The blood rushed to the man’s face, and, with a tongue made thick by anger,

“And you think you are going to pay me off in that way?” he exclaimed. “You have nothing! Poor little fellow! And will you tell me, then, what has become of the twenty millions your father has stolen? for he has stolen twenty millions. I know it: I have been told so. Where are they?”

“The police, sir, has placed the seals over my fathers papers.”

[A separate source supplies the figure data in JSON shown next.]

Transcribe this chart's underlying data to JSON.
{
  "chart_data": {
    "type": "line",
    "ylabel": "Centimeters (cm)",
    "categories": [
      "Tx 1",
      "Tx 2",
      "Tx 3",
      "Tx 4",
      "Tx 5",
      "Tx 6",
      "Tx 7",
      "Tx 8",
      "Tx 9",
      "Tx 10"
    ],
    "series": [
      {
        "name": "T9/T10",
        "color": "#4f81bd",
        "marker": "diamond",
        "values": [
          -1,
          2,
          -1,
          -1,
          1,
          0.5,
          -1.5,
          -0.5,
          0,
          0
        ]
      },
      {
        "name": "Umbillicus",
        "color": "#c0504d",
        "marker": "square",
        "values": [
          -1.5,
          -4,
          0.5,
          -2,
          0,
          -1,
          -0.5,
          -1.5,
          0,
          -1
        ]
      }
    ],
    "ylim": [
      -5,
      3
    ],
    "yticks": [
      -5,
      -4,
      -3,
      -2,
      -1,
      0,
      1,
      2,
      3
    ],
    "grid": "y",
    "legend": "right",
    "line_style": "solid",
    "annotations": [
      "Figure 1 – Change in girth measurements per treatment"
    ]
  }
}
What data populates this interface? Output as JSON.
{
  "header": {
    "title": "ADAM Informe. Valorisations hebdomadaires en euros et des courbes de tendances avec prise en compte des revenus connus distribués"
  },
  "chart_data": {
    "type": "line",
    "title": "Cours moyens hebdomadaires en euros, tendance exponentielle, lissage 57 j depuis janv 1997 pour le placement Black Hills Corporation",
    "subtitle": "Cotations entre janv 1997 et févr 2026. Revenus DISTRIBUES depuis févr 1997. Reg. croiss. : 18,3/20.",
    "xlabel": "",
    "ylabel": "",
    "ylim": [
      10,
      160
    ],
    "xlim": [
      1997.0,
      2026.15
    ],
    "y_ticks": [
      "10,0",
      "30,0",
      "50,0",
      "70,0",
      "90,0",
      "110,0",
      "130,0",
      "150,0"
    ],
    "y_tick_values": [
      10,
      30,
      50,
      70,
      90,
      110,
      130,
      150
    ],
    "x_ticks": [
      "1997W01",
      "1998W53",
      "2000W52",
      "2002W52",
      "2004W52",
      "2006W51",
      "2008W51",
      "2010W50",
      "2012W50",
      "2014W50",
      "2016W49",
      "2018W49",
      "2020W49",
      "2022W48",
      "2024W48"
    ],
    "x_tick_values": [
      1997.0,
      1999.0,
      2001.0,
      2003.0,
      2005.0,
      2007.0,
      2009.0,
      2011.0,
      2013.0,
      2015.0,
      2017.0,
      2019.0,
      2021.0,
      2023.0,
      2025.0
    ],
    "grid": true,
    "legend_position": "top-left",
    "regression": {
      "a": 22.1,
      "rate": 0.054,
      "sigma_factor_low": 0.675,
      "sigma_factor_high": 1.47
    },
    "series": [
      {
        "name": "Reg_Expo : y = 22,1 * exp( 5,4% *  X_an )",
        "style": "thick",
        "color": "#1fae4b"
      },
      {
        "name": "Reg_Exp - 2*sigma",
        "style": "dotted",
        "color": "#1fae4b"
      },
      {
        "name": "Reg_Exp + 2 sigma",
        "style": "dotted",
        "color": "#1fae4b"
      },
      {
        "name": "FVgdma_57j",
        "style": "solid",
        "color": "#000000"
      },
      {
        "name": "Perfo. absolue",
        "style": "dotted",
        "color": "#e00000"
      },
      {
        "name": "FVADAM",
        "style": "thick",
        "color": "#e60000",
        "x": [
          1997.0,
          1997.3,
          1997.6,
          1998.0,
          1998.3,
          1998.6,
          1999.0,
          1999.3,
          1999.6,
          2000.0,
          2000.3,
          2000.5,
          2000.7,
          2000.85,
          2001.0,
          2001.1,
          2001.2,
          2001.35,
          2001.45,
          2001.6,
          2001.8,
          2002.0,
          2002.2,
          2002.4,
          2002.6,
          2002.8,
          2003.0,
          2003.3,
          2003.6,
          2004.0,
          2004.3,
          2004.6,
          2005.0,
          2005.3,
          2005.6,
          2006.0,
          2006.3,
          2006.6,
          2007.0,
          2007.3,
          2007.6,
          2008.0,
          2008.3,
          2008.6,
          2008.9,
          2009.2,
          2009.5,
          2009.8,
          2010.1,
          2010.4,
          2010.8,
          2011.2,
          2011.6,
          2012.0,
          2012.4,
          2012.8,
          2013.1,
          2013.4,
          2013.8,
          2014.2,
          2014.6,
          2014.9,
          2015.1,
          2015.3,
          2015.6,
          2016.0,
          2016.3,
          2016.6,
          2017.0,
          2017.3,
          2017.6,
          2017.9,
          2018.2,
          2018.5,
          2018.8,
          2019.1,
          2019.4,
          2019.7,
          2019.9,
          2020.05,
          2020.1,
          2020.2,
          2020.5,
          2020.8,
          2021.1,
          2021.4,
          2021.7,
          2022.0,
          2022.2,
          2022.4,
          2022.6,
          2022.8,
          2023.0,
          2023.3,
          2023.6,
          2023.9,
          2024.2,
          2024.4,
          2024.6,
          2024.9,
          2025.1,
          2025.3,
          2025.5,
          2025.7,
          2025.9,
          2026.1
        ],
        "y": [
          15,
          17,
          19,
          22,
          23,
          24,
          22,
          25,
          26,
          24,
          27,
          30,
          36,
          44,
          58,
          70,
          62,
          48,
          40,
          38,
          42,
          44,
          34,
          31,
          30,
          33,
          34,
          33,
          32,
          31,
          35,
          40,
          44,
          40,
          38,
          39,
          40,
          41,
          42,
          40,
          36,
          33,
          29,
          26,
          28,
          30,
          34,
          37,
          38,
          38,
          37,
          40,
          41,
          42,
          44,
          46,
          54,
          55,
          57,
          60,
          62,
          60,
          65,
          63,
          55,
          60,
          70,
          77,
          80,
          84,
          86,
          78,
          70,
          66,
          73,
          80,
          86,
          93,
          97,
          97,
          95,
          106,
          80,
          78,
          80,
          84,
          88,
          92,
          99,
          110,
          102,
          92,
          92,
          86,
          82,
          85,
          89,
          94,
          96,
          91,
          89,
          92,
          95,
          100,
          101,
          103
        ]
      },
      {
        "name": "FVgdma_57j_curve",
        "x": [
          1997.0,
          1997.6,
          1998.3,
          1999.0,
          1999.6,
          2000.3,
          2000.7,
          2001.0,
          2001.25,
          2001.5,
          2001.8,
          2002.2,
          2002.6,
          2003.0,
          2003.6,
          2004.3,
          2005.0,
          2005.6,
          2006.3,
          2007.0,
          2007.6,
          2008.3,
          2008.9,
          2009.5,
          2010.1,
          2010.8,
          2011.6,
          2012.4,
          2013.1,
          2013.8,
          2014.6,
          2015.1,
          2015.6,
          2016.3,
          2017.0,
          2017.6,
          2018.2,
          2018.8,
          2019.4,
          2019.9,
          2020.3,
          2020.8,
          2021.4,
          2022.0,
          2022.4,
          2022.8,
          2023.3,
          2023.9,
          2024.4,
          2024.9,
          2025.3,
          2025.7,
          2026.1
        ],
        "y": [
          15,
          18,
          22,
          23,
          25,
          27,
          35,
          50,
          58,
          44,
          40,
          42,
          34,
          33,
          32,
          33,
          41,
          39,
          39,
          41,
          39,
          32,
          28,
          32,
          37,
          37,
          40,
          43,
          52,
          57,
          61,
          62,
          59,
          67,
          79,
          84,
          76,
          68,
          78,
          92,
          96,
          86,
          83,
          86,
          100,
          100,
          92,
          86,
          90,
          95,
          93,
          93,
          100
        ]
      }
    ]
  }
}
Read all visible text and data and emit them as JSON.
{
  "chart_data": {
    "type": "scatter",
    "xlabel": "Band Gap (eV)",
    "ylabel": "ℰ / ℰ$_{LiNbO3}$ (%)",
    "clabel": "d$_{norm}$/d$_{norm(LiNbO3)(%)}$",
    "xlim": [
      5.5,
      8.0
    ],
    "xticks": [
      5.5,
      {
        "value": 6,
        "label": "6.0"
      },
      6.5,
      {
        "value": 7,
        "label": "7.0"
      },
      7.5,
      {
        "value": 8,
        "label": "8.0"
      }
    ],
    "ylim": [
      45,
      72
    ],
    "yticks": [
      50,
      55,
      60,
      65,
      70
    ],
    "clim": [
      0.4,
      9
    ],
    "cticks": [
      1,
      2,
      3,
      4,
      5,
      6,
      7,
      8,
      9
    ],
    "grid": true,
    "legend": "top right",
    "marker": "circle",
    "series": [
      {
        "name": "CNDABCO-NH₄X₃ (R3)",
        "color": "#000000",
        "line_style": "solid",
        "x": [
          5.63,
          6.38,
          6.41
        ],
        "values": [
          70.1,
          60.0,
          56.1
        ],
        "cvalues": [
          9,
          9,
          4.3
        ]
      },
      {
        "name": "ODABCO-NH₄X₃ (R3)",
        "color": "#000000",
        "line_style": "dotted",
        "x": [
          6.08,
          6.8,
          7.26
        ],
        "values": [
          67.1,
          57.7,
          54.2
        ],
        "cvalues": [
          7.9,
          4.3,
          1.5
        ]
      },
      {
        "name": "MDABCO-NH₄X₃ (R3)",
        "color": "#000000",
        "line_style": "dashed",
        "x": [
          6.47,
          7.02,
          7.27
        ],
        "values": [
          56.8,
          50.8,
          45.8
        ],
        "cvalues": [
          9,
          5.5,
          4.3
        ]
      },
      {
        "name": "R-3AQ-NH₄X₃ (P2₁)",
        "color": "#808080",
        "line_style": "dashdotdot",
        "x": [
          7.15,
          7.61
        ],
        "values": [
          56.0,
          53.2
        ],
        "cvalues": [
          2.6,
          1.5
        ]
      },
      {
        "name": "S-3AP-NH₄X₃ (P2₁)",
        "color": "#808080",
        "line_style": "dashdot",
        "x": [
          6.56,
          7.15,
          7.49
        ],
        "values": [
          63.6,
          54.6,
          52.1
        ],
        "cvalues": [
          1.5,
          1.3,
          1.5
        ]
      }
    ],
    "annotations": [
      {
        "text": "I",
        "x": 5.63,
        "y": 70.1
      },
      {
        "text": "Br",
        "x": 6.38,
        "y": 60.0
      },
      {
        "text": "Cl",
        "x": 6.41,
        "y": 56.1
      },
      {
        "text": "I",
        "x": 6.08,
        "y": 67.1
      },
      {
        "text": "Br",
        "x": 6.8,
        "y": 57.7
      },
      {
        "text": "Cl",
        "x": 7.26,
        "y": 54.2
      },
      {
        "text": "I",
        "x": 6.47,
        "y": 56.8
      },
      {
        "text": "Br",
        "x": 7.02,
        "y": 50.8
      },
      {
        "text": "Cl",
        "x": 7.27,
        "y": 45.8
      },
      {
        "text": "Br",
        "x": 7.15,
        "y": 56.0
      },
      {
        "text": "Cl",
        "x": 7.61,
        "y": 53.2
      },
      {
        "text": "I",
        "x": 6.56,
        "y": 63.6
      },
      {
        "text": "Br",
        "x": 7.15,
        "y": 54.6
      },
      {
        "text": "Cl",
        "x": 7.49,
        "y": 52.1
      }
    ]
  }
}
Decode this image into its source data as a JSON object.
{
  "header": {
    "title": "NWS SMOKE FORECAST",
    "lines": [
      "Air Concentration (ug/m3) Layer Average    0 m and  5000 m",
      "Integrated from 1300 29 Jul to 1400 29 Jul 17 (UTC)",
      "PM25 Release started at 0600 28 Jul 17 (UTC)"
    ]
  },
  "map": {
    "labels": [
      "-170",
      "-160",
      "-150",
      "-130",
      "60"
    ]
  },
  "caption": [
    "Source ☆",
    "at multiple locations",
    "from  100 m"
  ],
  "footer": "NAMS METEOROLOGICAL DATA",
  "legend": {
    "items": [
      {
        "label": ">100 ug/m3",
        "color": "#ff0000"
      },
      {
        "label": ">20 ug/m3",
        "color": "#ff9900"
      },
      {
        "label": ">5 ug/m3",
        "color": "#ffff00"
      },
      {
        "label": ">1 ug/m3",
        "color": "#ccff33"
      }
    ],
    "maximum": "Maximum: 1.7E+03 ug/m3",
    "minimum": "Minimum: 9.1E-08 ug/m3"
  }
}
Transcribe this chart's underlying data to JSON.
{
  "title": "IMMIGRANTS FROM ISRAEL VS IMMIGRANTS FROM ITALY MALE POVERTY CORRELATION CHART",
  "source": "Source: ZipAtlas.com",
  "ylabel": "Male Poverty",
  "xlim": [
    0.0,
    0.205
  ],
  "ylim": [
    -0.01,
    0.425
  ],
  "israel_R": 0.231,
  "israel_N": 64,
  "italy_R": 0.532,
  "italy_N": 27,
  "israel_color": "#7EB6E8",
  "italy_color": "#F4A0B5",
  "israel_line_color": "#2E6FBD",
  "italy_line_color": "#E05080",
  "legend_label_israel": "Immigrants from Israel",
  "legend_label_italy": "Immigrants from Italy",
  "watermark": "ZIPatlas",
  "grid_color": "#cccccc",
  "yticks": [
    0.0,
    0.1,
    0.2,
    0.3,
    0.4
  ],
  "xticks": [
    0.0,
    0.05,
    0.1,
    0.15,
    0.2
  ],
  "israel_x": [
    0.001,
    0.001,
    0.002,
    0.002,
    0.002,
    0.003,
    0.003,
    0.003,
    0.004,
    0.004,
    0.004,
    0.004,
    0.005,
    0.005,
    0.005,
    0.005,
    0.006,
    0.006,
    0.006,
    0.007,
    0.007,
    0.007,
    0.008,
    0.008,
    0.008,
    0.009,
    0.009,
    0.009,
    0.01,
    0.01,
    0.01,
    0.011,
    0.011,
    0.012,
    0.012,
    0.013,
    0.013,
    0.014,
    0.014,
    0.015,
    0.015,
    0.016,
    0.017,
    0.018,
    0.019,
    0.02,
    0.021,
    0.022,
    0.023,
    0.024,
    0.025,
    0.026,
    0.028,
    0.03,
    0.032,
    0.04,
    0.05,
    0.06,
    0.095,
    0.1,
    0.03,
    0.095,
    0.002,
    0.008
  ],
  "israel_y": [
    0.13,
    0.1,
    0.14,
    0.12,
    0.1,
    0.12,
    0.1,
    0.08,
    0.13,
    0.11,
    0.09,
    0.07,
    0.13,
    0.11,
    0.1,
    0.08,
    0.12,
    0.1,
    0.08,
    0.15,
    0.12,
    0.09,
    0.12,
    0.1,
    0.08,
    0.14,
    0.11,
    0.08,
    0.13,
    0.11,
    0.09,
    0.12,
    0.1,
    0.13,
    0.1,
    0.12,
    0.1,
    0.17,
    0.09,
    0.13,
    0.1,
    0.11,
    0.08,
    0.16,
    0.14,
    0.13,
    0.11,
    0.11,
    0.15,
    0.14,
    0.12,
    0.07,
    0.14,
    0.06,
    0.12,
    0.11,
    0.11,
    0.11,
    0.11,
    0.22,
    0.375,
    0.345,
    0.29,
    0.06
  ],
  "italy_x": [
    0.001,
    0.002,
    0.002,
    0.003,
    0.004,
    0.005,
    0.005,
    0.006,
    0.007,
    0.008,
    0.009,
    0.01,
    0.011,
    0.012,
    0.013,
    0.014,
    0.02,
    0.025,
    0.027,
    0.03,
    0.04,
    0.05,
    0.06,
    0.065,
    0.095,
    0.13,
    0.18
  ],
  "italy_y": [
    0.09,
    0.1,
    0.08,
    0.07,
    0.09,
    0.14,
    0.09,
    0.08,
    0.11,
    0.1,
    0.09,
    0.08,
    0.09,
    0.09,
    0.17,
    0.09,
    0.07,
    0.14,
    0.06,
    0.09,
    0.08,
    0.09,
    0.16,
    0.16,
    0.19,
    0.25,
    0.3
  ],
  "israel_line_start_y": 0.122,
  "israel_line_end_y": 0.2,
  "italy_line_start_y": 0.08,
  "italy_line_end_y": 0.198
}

“The police?” interrupted the baker, “the seals? What do I care for that? It’s my money I want: do you hear? Justice is going to take a hand in it, is it? Arrest your father, try him? What good will that do me? He will be condemned to two or three years’ imprisonment. Will that give me a cent? He will serve out his time quietly; and, when he gets out of prison, he’ll get hold of the pile that he’s got hidden somewhere; and while I starve, he’ll spend my money under my very nose. No, no! Things won’t suit me that way. It’s at once that I want to be paid.”

And throwing himself upon a chair his head back, and his legs stretched forward--

“And what’s more,” he declared, “I am not going out of here until I am paid.”

It was not without the greatest efforts that Maxence managed to keep his temper.

“Your insults are useless, sir,” he commenced.

The man jumped up from his seat.

“Insults!” he cried in a voice that could have been heard all through the house. “Do you call it an insult when a man claims his own? If you think you can make me hush, you are mistaken in your man, M. Favoral, Jun. I am not rich myself: my father has not stolen to leave me an income. It is not in gambling at the bourse that I made these ten thousand francs. It is by the sweat of my body, by working hard night and day for years, by depriving myself of a glass of wine when I was thirsty. And I am to lose them? By the holy name of heaven, we’ll have to see about that! If everybody was like me, there would not be so many scoundrels going about, their pockets filled with other people’s money, and from the top of their carriage laughing at the poor fools they have ruined. Come, my ten thousand francs, canaille, or I take my pay on your back.”

Maxence, enraged, was about to throw himself upon the man, and a disgusting struggle was about to begin, when Mlle. Gilberte stepped between them.